🤖 AI Summary
This study addresses patient–ventilator asynchrony (PVA), a prevalent clinical challenge affecting up to 85% of mechanically ventilated patients. To overcome key limitations of existing deep learning and statistical models—including severe class imbalance, lack of interpretability, and insufficient clinical validation—we propose the first shapelet-based, interpretable PVA detection framework. Our method identifies discriminative time-series shapelets via unsupervised shapelet mining to construct a shapelet dictionary; leverages shapelet-driven data augmentation and integrates shapelet-derived statistical features; and employs a lightweight classifier (e.g., XGBoost) for efficient, real-time classification. Evaluated on a real-world clinical dataset, the approach achieves significant improvements in F1-score and AUC over state-of-the-art baselines. Crucially, it provides human-interpretable, visualizable shapelet matching evidence—enabling clinicians to trace model decisions directly to physiological waveform patterns.
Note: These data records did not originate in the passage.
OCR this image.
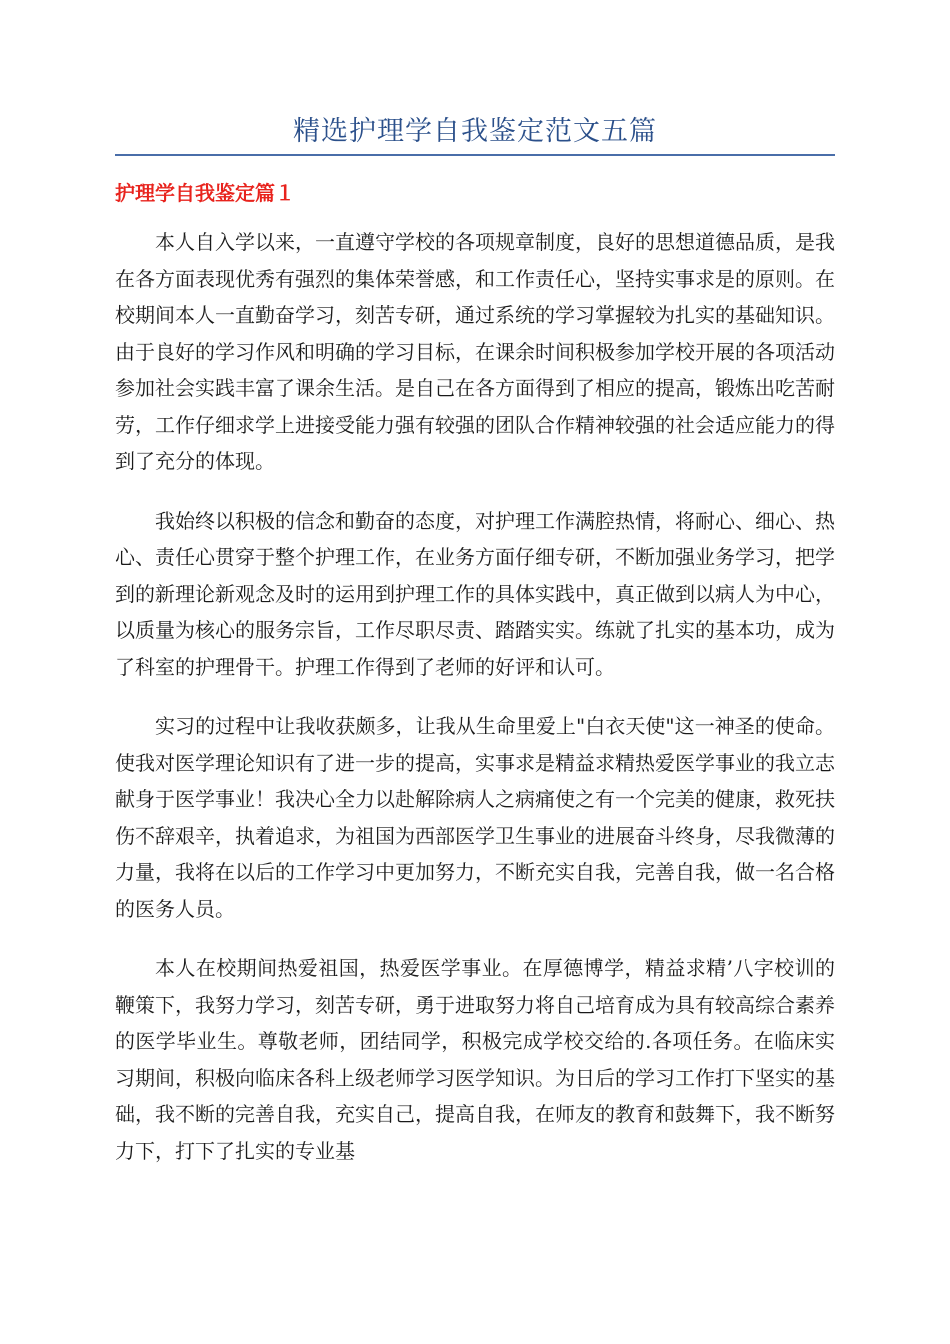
精选护理学自我鉴定范文五篇
护理学自我鉴定篇１

本人自入学以来，一直遵守学校的各项规章制度，良好的思想道德品质，是我在各方面表现优秀有强烈的集体荣誉感，和工作责任心，坚持实事求是的原则。在校期间本人一直勤奋学习，刻苦专研，通过系统的学习掌握较为扎实的基础知识。由于良好的学习作风和明确的学习目标，在课余时间积极参加学校开展的各项活动参加社会实践丰富了课余生活。是自己在各方面得到了相应的提高，锻炼出吃苦耐劳，工作仔细求学上进接受能力强有较强的团队合作精神较强的社会适应能力的得到了充分的体现。

我始终以积极的信念和勤奋的态度，对护理工作满腔热情，将耐心、细心、热心、责任心贯穿于整个护理工作，在业务方面仔细专研，不断加强业务学习，把学到的新理论新观念及时的运用到护理工作的具体实践中，真正做到以病人为中心，以质量为核心的服务宗旨，工作尽职尽责、踏踏实实。练就了扎实的基本功，成为了科室的护理骨干。护理工作得到了老师的好评和认可。

实习的过程中让我收获颇多，让我从生命里爱上"白衣天使"这一神圣的使命。使我对医学理论知识有了进一步的提高，实事求是精益求精热爱医学事业的我立志献身于医学事业！我决心全力以赴解除病人之病痛使之有一个完美的健康，救死扶伤不辞艰辛，执着追求，为祖国为西部医学卫生事业的进展奋斗终身，尽我微薄的力量，我将在以后的工作学习中更加努力，不断充实自我，完善自我，做一名合格的医务人员。

本人在校期间热爱祖国，热爱医学事业。在厚德博学，精益求精’八字校训的鞭策下，我努力学习，刻苦专研，勇于进取努力将自己培育成为具有较高综合素养的医学毕业生。尊敬老师，团结同学，积极完成学校交给的.各项任务。在临床实习期间，积极向临床各科上级老师学习医学知识。为日后的学习工作打下坚实的基础，我不断的完善自我，充实自己，提高自我，在师友的教育和鼓舞下，我不断努力下，打下了扎实的专业基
This work establishes a new paradigm for clinically deployable, real-time PVA monitoring and intervention support.
📝 Abstract
Patient-ventilator asynchrony (PVA) is a common and critical issue during mechanical ventilation, affecting up to 85% of patients. PVA can result in clinical complications such as discomfort, sleep disruption, and potentially more severe conditions like ventilator-induced lung injury and diaphragm dysfunction. Traditional PVA management, which relies on manual adjustments by healthcare providers, is often inadequate due to delays and errors. While various computational methods, including rule-based, statistical, and deep learning approaches, have been developed to detect PVA events, they face challenges related to dataset imbalances and lack of interpretability. In this work, we propose a shapelet-based approach SHIP for PVA detection, utilizing shapelets - discriminative subsequences in time-series data - to enhance detection accuracy and interpretability. Our method addresses dataset imbalances through shapelet-based data augmentation and constructs a shapelet pool to transform the dataset for more effective classification. The combined shapelet and statistical features are then used in a classifier to identify PVA events. Experimental results on medical datasets show that SHIP significantly improves PVA detection while providing interpretable insights into model decisions.